1

While making a compiler for C language, I was looking for its grammar. I stumbled upon ANSI C Grammar (Lex). There I found the following regular expression (RE):

{CP}?"'"([^'\\\n]|{ES})+"'"     { return I_CONSTANT; }

where CP and ES are as follows

CP  (u|U|L)
ES  (\\(['"\?\\abfnrtv]|[0-7]{1,3}|x[a-fA-F0-9]+))

I understand that ES is RE for escape sequence.

If I understand the regular expression correctly then, u'123' or U'\n\t' or L'abc' are valid I_CONSTANTs.

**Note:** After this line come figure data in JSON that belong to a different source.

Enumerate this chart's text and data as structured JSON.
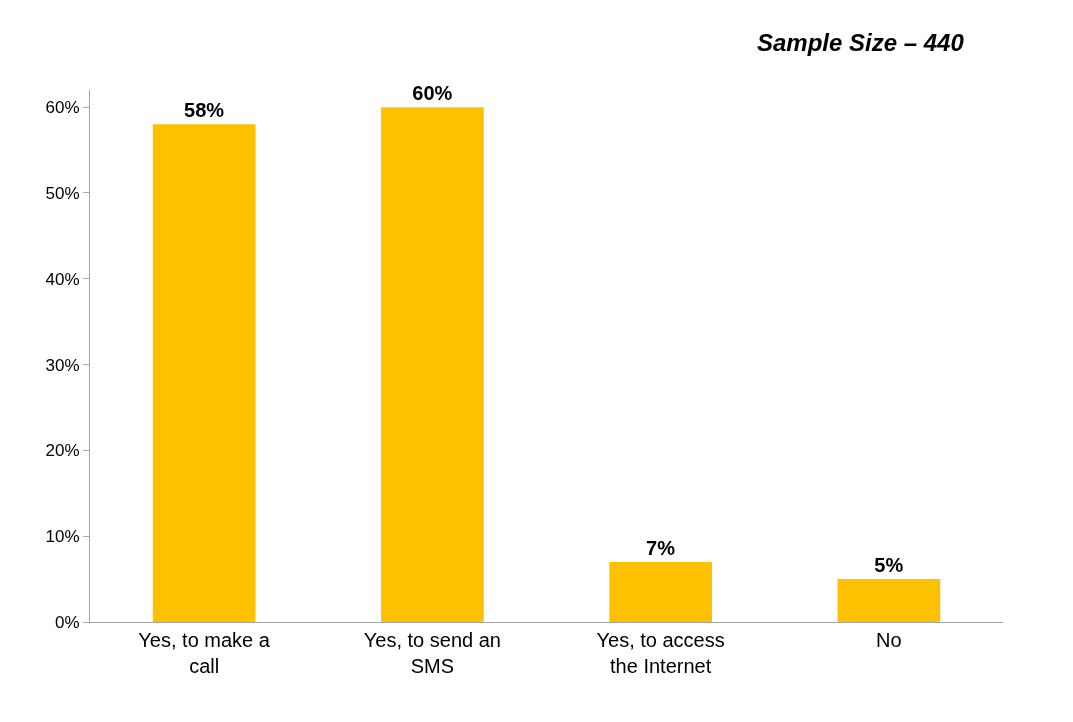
{
  "chart_data": {
    "type": "bar",
    "categories": [
      "Yes, to make a call",
      "Yes, to send an SMS",
      "Yes, to access the Internet",
      "No"
    ],
    "values": [
      58,
      60,
      7,
      5
    ],
    "color": "#ffc000",
    "value_labels": [
      "58%",
      "60%",
      "7%",
      "5%"
    ],
    "ylim": [
      0,
      62
    ],
    "yticks": [
      {
        "value": 0,
        "label": "0%"
      },
      {
        "value": 10,
        "label": "10%"
      },
      {
        "value": 20,
        "label": "20%"
      },
      {
        "value": 30,
        "label": "30%"
      },
      {
        "value": 40,
        "label": "40%"
      },
      {
        "value": 50,
        "label": "50%"
      },
      {
        "value": 60,
        "label": "60%"
      }
    ],
    "grid": false,
    "annotations": [
      "Sample Size – 440"
    ]
  }
}
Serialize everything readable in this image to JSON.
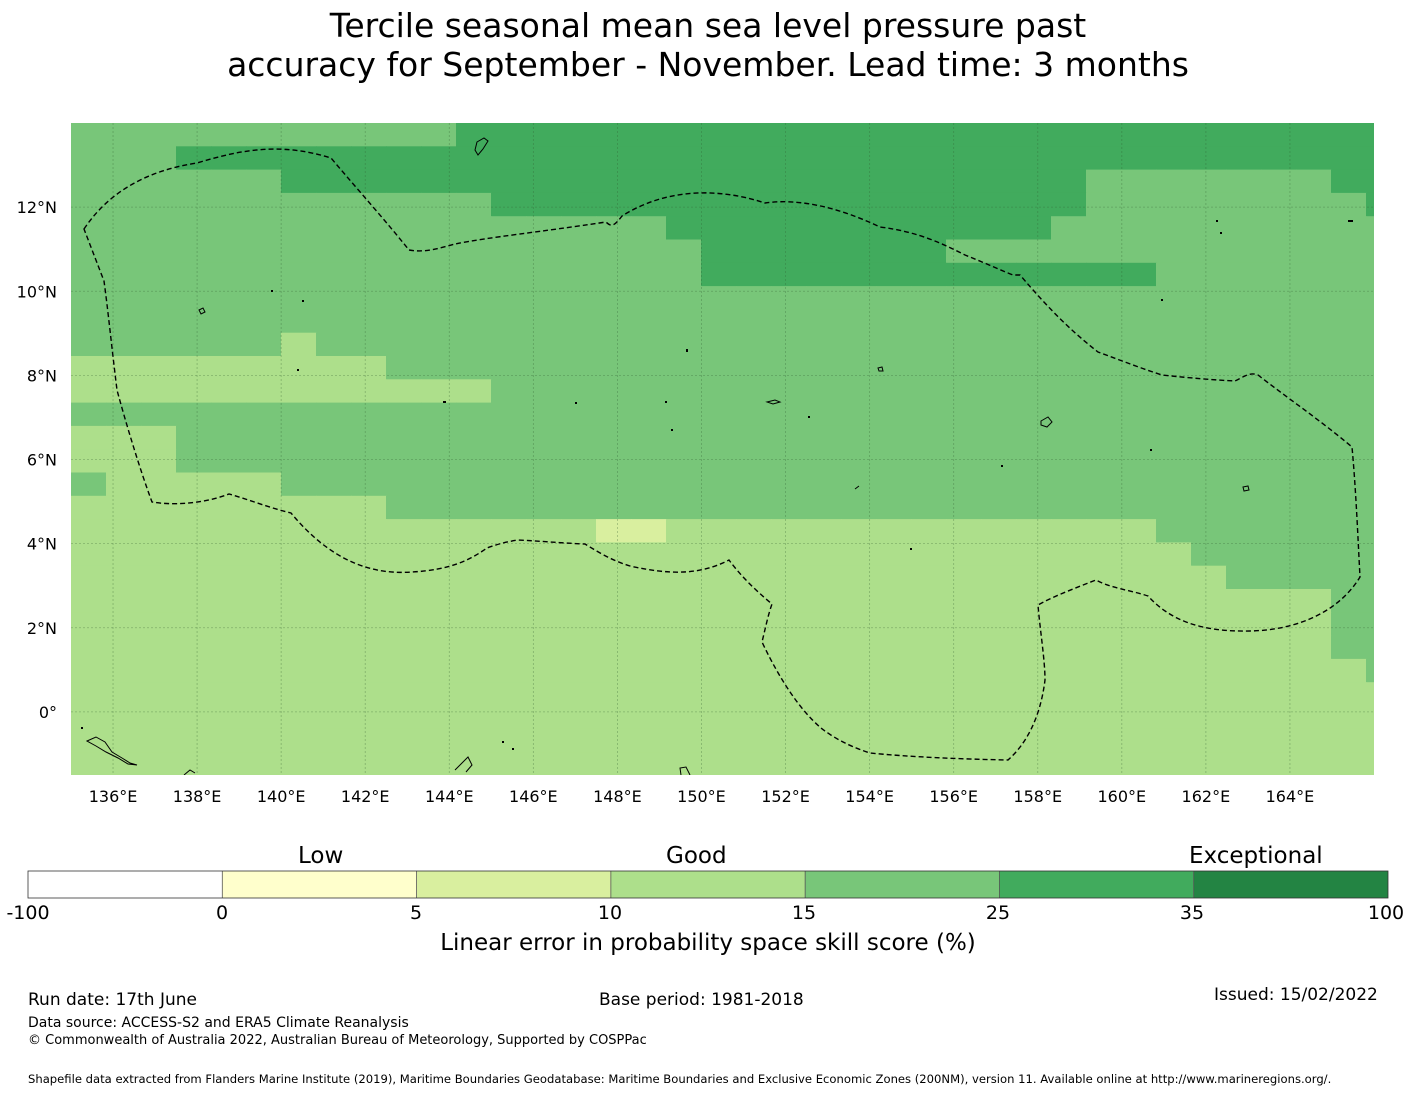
{
  "title": {
    "line1": "Tercile seasonal mean sea level pressure past",
    "line2": "accuracy for September - November. Lead time: 3 months"
  },
  "map": {
    "lon_ticks": [
      "136°E",
      "138°E",
      "140°E",
      "142°E",
      "144°E",
      "146°E",
      "148°E",
      "150°E",
      "152°E",
      "154°E",
      "156°E",
      "158°E",
      "160°E",
      "162°E",
      "164°E"
    ],
    "lat_ticks": [
      "12°N",
      "10°N",
      "8°N",
      "6°N",
      "4°N",
      "2°N",
      "0°"
    ],
    "lon_range": [
      135,
      166
    ],
    "lat_range": [
      -1.5,
      14
    ],
    "grid": true,
    "colors": {
      "c1": "#d9ef9f",
      "c2": "#addf8b",
      "c3": "#78c679",
      "c4": "#41ab5d"
    },
    "cell_rows": [
      "3333333333344444444444444444444444444444",
      "3334444444444444444444444444444444444444",
      "3333334444444444444444444444433333334444",
      "3333333333334444444444444444433333333443",
      "3333333333333333344444444444333333333333",
      "3333333333333333334444444333333333333334",
      "3333333333333333334444444444444333333333",
      "3333333333333333333333333333333333333333",
      "3333333333333333333333333333333333333333",
      "3333332333333333333333333333333333333333",
      "2222222223333333333333333333333333333333",
      "2222222222223333333333333333333333333333",
      "3333333333333333333333333333333333333333",
      "2223333333333333333333333333333333333333",
      "2223333333333333333333333333333333333333",
      "3222223333333333333333333333333333333333",
      "2222222223333333333333333333333333333333",
      "2222222222222221122222222222222333333333",
      "2222222222222222222222222222222233333333",
      "2222222222222222222222222222222223333333",
      "2222222222222222222222222222222222223333",
      "2222222222222222222222222222222222223333",
      "2222222222222222222222222222222222223333",
      "2222222222222222222222222222222222222333",
      "2222222222222222222222222222222222222233",
      "2222222222222222222222222222222222222223",
      "2222222222222222222222222222222222222223",
      "2222222222222222222222222222222222222222"
    ]
  },
  "colorbar": {
    "categories": {
      "low": "Low",
      "good": "Good",
      "exceptional": "Exceptional"
    },
    "bounds": [
      "-100",
      "0",
      "5",
      "10",
      "15",
      "25",
      "35",
      "100"
    ],
    "colors": [
      "#ffffff",
      "#ffffcc",
      "#d9ef9f",
      "#addf8b",
      "#78c679",
      "#41ab5d",
      "#238443"
    ],
    "title": "Linear error in probability space skill score (%)"
  },
  "footer": {
    "run_date": "Run date: 17th June",
    "base_period": "Base period: 1981-2018",
    "issued": "Issued: 15/02/2022",
    "data_source": "Data source: ACCESS-S2 and ERA5 Climate Reanalysis",
    "copyright": "© Commonwealth of Australia 2022, Australian Bureau of Meteorology, Supported by COSPPac",
    "shapefile": "Shapefile data extracted from Flanders Marine Institute (2019), Maritime Boundaries Geodatabase: Maritime Boundaries and Exclusive Economic Zones (200NM), version 11. Available online at http://www.marineregions.org/."
  }
}
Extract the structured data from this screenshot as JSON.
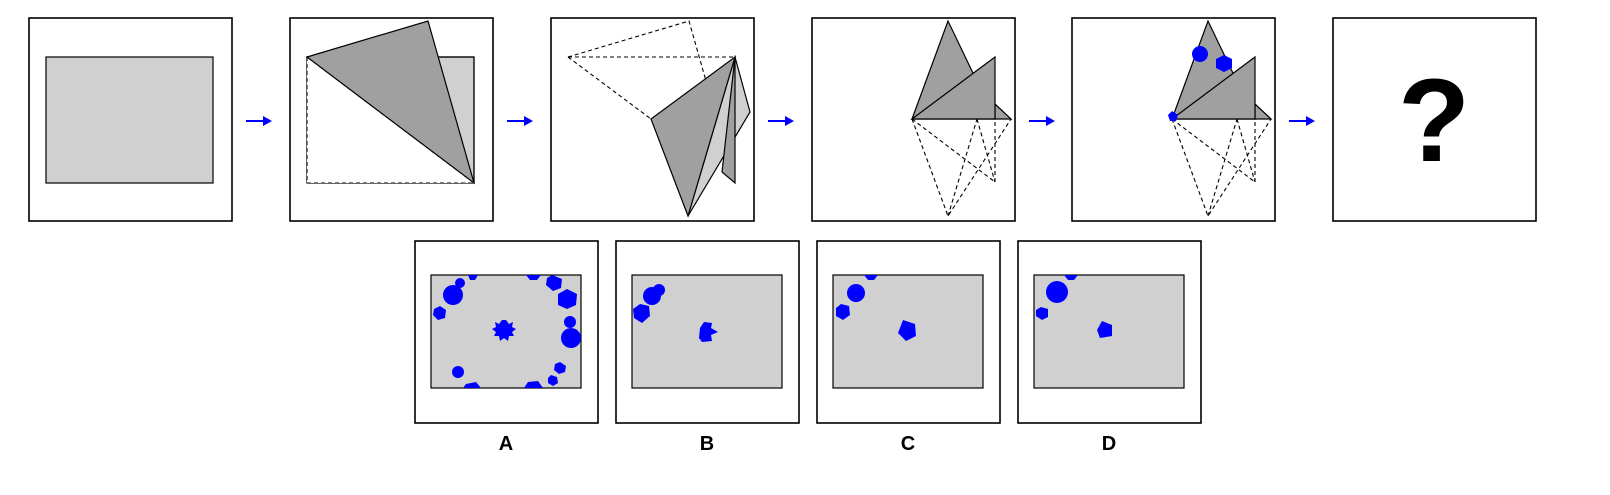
{
  "colors": {
    "paper": "#d0d0d0",
    "fold": "#a0a0a0",
    "hole": "#0000ff",
    "border": "#000000"
  },
  "question_mark": "?",
  "options": [
    {
      "label": "A"
    },
    {
      "label": "B"
    },
    {
      "label": "C"
    },
    {
      "label": "D"
    }
  ]
}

I wrote the following small program to see what constant values they represent.

#include <stdio.h>

int main(void) {
    printf("%d %d %d\n", u'123', U'\n\t', L'abc');
    return 0;
}

This gave the following output.

51 9 99

I deciphered that they represent the ASCII value of the right-most character inside single quotes. However, what I fail to understand is the use and importance of this kind of integer constant.

Mayank
  • 13
  • 3

1 Answers1

3

These are multicharacter literals, and their value is implementation-defined.

From C11 6.4.4.4 p10-11:

The value of an integer character constant containing more than one character (e.g., 'ab'), or containing a character or escape sequence that does not map to a single-byte execution character, is implementation-defined.

...

The value of a wide character constant containing more than one multibyte character or a single multibyte character that maps to multiple members of the extended execution character set, or containing a multibyte character or escape sequence not represented in the extended execution character set, is implementation-defined.

From your testing, it looks like GCC chooses to ignore all but the rightmost character on wide multicharacter literals. However, if you don't specify L, u, or U, GCC will combine the characters given as different bytes of the resulting integer, in an order depending on endianess. This behavior should not be relied on in portable code.

interjay
  • 107,303
  • 21
  • 270
  • 254